Ukkonen, a Professor at University of Helsinki and Docent at Aalto University, is a prominent forerunner of computer science and algorithmics in Finland.
Several algorithms that Ukkonen has developed have become standard material in academic textbooks and they are widely applied. He has also led two Centres of Excellence funded by the Academy of Finland and supervised 27 doctoral dissertations to this day. For instance Aalto University Professor of computer science Pekka Orponen and the current President of the Academy of Finland Heikki Mannila have received their doctorates under Ukkonen’s tutelage.
– It does appear that I have trained the best computer science professors in Finland, Ukkonen laughs.
In his own doctoral dissertation in 1978 Ukkonen studied round-off errors in numerical analysis but took on algorithmics soon after. Algorithmics is basic research that studies the power of computers. It strives to find out which computational problems have a fast solution algorithm – and those that have not. This study produces algorithms that may be widely applicable.
– The whole field was still taking shape when I was starting my career, so you can say I had my part in creating the foundations of computer science in Finland. I have helped to develop machine learning in University of Helsinki. In Helsinki University of Technology, now within Aalto University, there was already then remarkable work done on the field, initiated by Academician Teuvo Kohonen, Ukkonen recalls.
Algorithmics revolutionised biological data
Bioinformatics is a cross-disciplinary science in which the fundamentals of life – the sequencing, structure and operation of genes and proteins – are modelled with algorithms. Professor Ukkonen became enthralled by the prospects of this line of research early in the 1980s.
– Sequencing DNA had become possible in the late 1970s, and molecular biology became very intriguing indeed to computer scientists. A watershed for me was a meeting with biotechnicians of VTT Technical Research Centre of Finland in 1980. Fittingly enough, the person to call this meeting to order was Tuula Teeri, now President of Aalto University.
analysis suits us algorithmics researchers well, because the essential structure, the nucleobases of the DNA molecule, can be described with four characters A, C, G and T. It’s exactly the kind of character string data that we know how to analyse, and of course I wanted to make myself useful, Ukkonen recalls his initial interest in bioinformatics.
In 1990, the Human Genome Project launched with the goal of determining the entire DNA sequence and mapping the roughly 30 000 genes in the human genome. Unprecedented amounts of DNA data became available, and understanding the “programme of life” coded in the DNA strings of the genome became then a central issue in science.
– I studied and developed string searching algorithms for DNA analysis already in the 1980s, but felt a bit enclosed in an esoteric niche. Nowadays bioinformatics has established itself and amasses a surprisingly large share of the funding in computer science.

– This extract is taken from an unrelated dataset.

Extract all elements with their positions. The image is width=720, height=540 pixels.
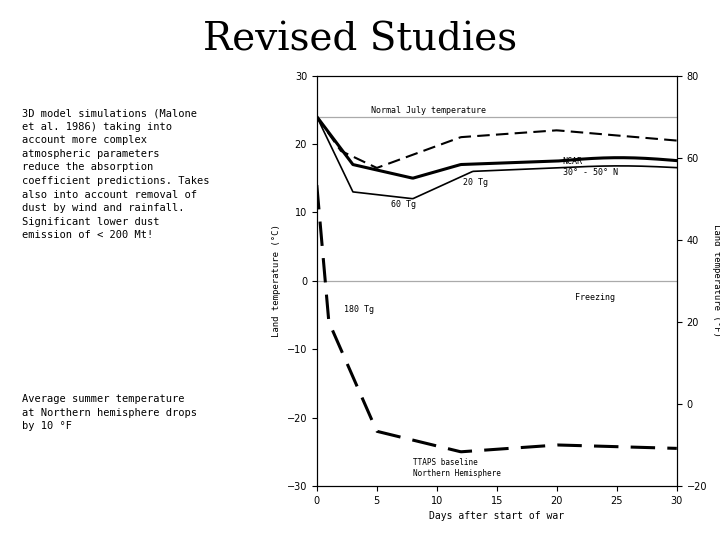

Now Ukkonen and his group look for patterns in strings of DNA that code biological signals. This enables them to predict, for instance, the root causes for different diseases. Many of the models Ukkonen and his colleagues have developed have been proven to be biologically precise.

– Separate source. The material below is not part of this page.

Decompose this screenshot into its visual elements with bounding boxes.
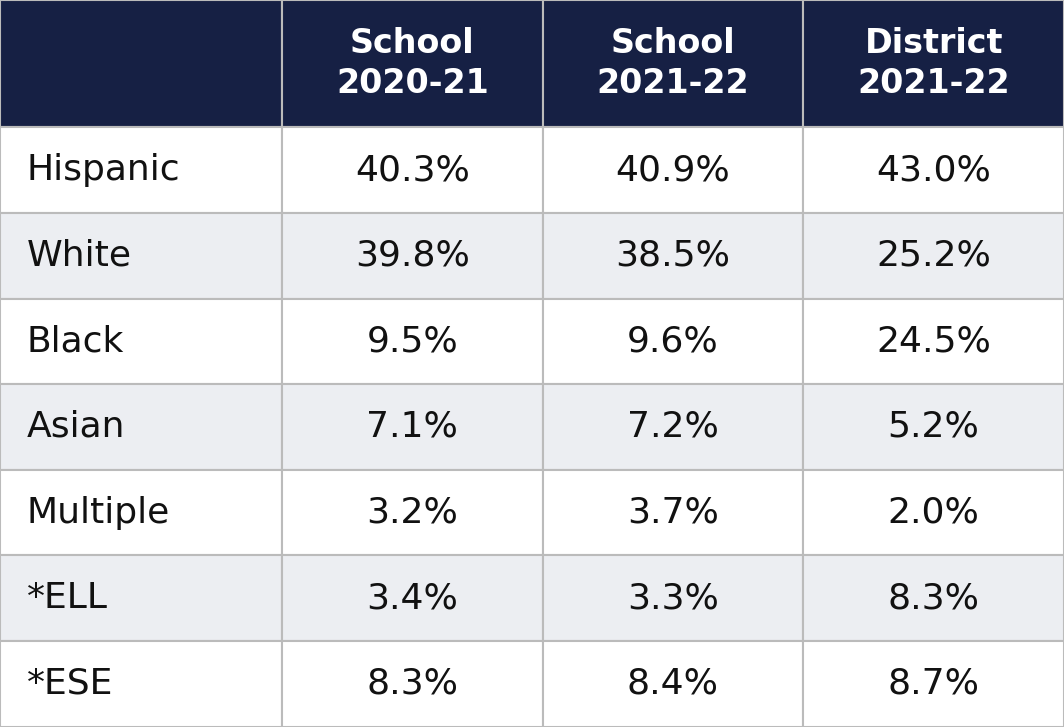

– Thanks to our models, biologists have for instance been able to confirm a certain gene mutation to cause colorectal cancer, tells Ukkonen.
From cutting-edge basic research to popularising science
From 2002 through 2013 Ukkonen led two Centres of Excellence in data analysis appointed by the Academy of Finland. They were preceded by a doctoral programme in bioinformatics in Aalto University and the University of Helsinki. In the turn of the millennium, Ukkonen co-founded a joint venture of Aalto University and University of Helsinki: Helsinki Institute for Information Technology HIIT. In 2004–2008 he was also the Director of HIIT’s Basic Research Unit.
– HIIT has been a wonderful success: Finland needed and still needs intensive research environments like this to instigate critical mass. HIIT has also succeeded in securing long-term funding and with it the ability to flexibly hire researchers.
Ukkonen still supervises four doctoral students. With two of them, he has endeavoured to music: they apply algorithmics to the analysis of musical notation.
– Music can be conceived of as a string of characters not at all unlike texts and DNA. Musical notation is even more complicated, though, as it is two-dimensional.
Ukkonen has also throughout his career tried to popularise a science quite often beyond lay understanding. He says computer scientists should talk about issues in every-day life: information security, social media and cloud services.
– Computation is rapidly becoming a public utility just like electricity, and scientists should be able to explain what this enables and also how to keep the development in check.